Scientific classification
- Kingdom: Animalia
- Phylum: Chordata
- Infraphylum: Agnatha
- Class: †Conodonta
- Order: †Ozarkodinida
- Family: †Gondolellidae
- Genus: †Mazzaella Kiliç et al. 2015
- Type species: †Mazzaella carnica (Krystyn, 1975)
- Other species: †Mazzaella baloghi (Kovacs, 1977)

= Mazzaella (conodont) =

Extinct genus of jawless fishes

Mazzaella is an extinct genus of Late Triassic ozarkodinid conodonts in the family Gondolellidae. They are found in mid-Julian sediments of the Tethys Ocean, including strata in Europe (Germany, Hungary, Italy) and Turkey.

The type species of Mazzaella, Mazzaella carnica, was originally designated as Epigondolella carnica Krystyn (1975). It has been used as an index fossil, defining the middle of three Julian conodont biozones according to a 2018 update to Tethyan conodont biostratigraphy.
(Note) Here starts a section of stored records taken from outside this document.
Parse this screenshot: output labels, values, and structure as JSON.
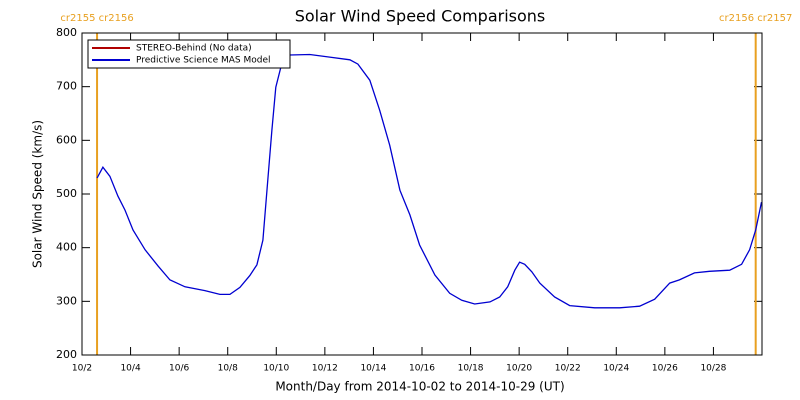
{
  "chart_data": {
    "type": "line",
    "title": "Solar Wind Speed Comparisons",
    "ylabel": "Solar Wind Speed (km/s)",
    "xlabel": "Month/Day from 2014-10-02 to 2014-10-29 (UT)",
    "xlim": [
      2,
      30
    ],
    "xticks": [
      {
        "value": 2,
        "label": "10/2"
      },
      {
        "value": 4,
        "label": "10/4"
      },
      {
        "value": 6,
        "label": "10/6"
      },
      {
        "value": 8,
        "label": "10/8"
      },
      {
        "value": 10,
        "label": "10/10"
      },
      {
        "value": 12,
        "label": "10/12"
      },
      {
        "value": 14,
        "label": "10/14"
      },
      {
        "value": 16,
        "label": "10/16"
      },
      {
        "value": 18,
        "label": "10/18"
      },
      {
        "value": 20,
        "label": "10/20"
      },
      {
        "value": 22,
        "label": "10/22"
      },
      {
        "value": 24,
        "label": "10/24"
      },
      {
        "value": 26,
        "label": "10/26"
      },
      {
        "value": 28,
        "label": "10/28"
      }
    ],
    "ylim": [
      200,
      800
    ],
    "yticks": [
      200,
      300,
      400,
      500,
      600,
      700,
      800
    ],
    "legend": "upper left",
    "annotations": [
      {
        "x": 2.62,
        "label": "cr2155 cr2156",
        "color": "#e8a020"
      },
      {
        "x": 29.74,
        "label": "cr2156 cr2157",
        "color": "#e8a020"
      }
    ],
    "series": [
      {
        "name": "STEREO-Behind (No data)",
        "color": "#b00000",
        "x": [],
        "values": []
      },
      {
        "name": "Predictive Science MAS Model",
        "color": "#0000d0",
        "x": [
          2.62,
          2.86,
          3.15,
          3.48,
          3.77,
          4.1,
          4.6,
          5.13,
          5.62,
          6.24,
          7.06,
          7.68,
          8.09,
          8.5,
          8.91,
          9.2,
          9.45,
          9.65,
          9.82,
          9.98,
          10.23,
          10.56,
          11.38,
          12.2,
          13.03,
          13.36,
          13.85,
          14.26,
          14.67,
          15.09,
          15.5,
          15.9,
          16.53,
          17.14,
          17.64,
          18.17,
          18.8,
          19.2,
          19.53,
          19.82,
          20.02,
          20.23,
          20.52,
          20.85,
          21.46,
          22.08,
          23.11,
          24.14,
          24.96,
          25.58,
          26.2,
          26.6,
          27.22,
          27.84,
          28.67,
          29.16,
          29.49,
          29.74,
          29.98
        ],
        "values": [
          530,
          550,
          533,
          496,
          470,
          433,
          396,
          366,
          340,
          327,
          320,
          313,
          313,
          326,
          348,
          368,
          414,
          526,
          619,
          699,
          744,
          759,
          760,
          755,
          750,
          742,
          712,
          656,
          591,
          507,
          461,
          405,
          349,
          315,
          302,
          295,
          299,
          308,
          327,
          358,
          373,
          369,
          355,
          334,
          308,
          292,
          288,
          288,
          291,
          304,
          334,
          340,
          353,
          356,
          358,
          369,
          396,
          433,
          485
        ]
      }
    ]
  }
}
The genus also includes a rarer species, Mazzaella baloghi, originally Metapolygnathus baloghi Kovacs (1977).

Mazzaella appears to be a descendant of Metapolygnathus (Quadralella) auriformis. Relative to Metapolygnathus, Mazzaella has a moderately elongated free blade and strong platform nodes. The platform is broader and the free blade is proportionally longer in M. baloghi, relative to M. carnica. Although its overall shape is similar to Carnepigondolella, the platform of Mazzaella is smaller and not laterally restricted, and there appears to be no direct link between the two genera.

The name is a tribute to Italian paleontologist Michele Mazza.